Statistics library median function: 51.00
Median approximation: 51.14


#### Five-Number Summary 

Range, min, quartiles, median max, variance, standard deviation

## 2. Data Pre-Processing

## 3. Data Visualisation

### Bubble Map

In [79]:
# Find the house purchase counts of each district
values = df['sub_area'].value_counts().keys().tolist()
counts = df['sub_area'].value_counts().tolist()

# Normailze counts into the range of 0-100%
s = sum(counts)
market_shares = [c/s for c in counts]

# Capitalise the titles of each district for visualisation
districts = [w.title() for w in values]

# Find the corresponding latitudes and longitudes of the districts
located_districts = []
location_latitudes = []
location_longitudes = []
located_location_sales_count = []
located_location_market_shares = []

geolocator = Nominatim(user_agent='joshua_russell', timeout=10)

for i, location in enumerate(districts):
    loc = geolocator.geocode(location + ", Moscow, Russia")
    
    # Only record data for districts whose latitude and longitude could be found
    if loc is not None:
        located_districts.append(location)
        location_latitudes.append(loc.latitude)
        location_longitudes.append(loc.longitude)
        located_location_sales_count.append(counts[i])
        located_location_market_shares.append(market_shares[i])

# Create a DataFrame to plot the circles on the map
data = pd.DataFrame({
    "lat": location_latitudes,
    "lon": location_longitudes,
    "district": located_districts,
    "market_share": located_location_market_shares,
    "sales_count": located_location_sales_count
})

In [94]:
# Create an empty map centered at Russia
m = folium.Map(location=[55.7558, 37.6173], zoom_start=10)
 
# Add circles at each location scaled to the market share of the particular location
for i in range(0, len(data)):
   folium.Circle(
      location=[float(data.iloc[i]["lat"]), float(data.iloc[i]["lon"])],
      popup=str("<strong>{}</strong> ({} Home Sales)".format(data.iloc[i]["district"], data.iloc[i]["sales_count"])),
      radius=float(data.iloc[i]["market_share"]*100000),
      color='crimson',
      fill=True,
      fill_color='crimson'
   ).add_to(m)

# Display the map
display(m)

In [68]:
# Save the map to a HTML file
m.save("Russian-House-Market-Share-Map.html")

## Notes

Noise - check when life_sq is greater than full_sq

Noise - 9 with 0 stories

Reasoning for 1 story not being most common property.
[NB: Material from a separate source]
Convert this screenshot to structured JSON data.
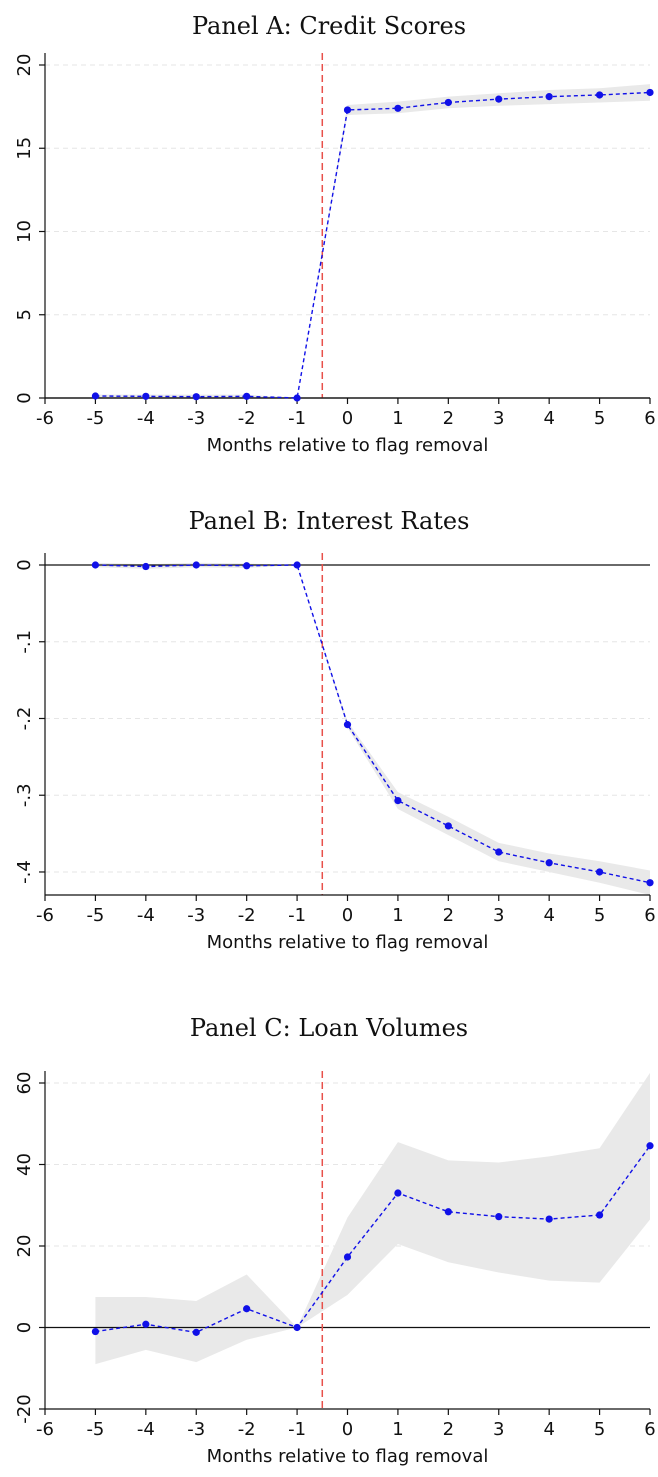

We saw that in the attribute floor, 1 floor was not the most common which we thought would be the case, instead 19 fllors was. Our rasoning behind why this ould be is because the dataset is just from a bank who are dealing ith transactions - and people would buy and sell apartments more often than rural 1 story houses. Moreover, there would be more apartments being bought and sold nowadays due to them being constructed more often.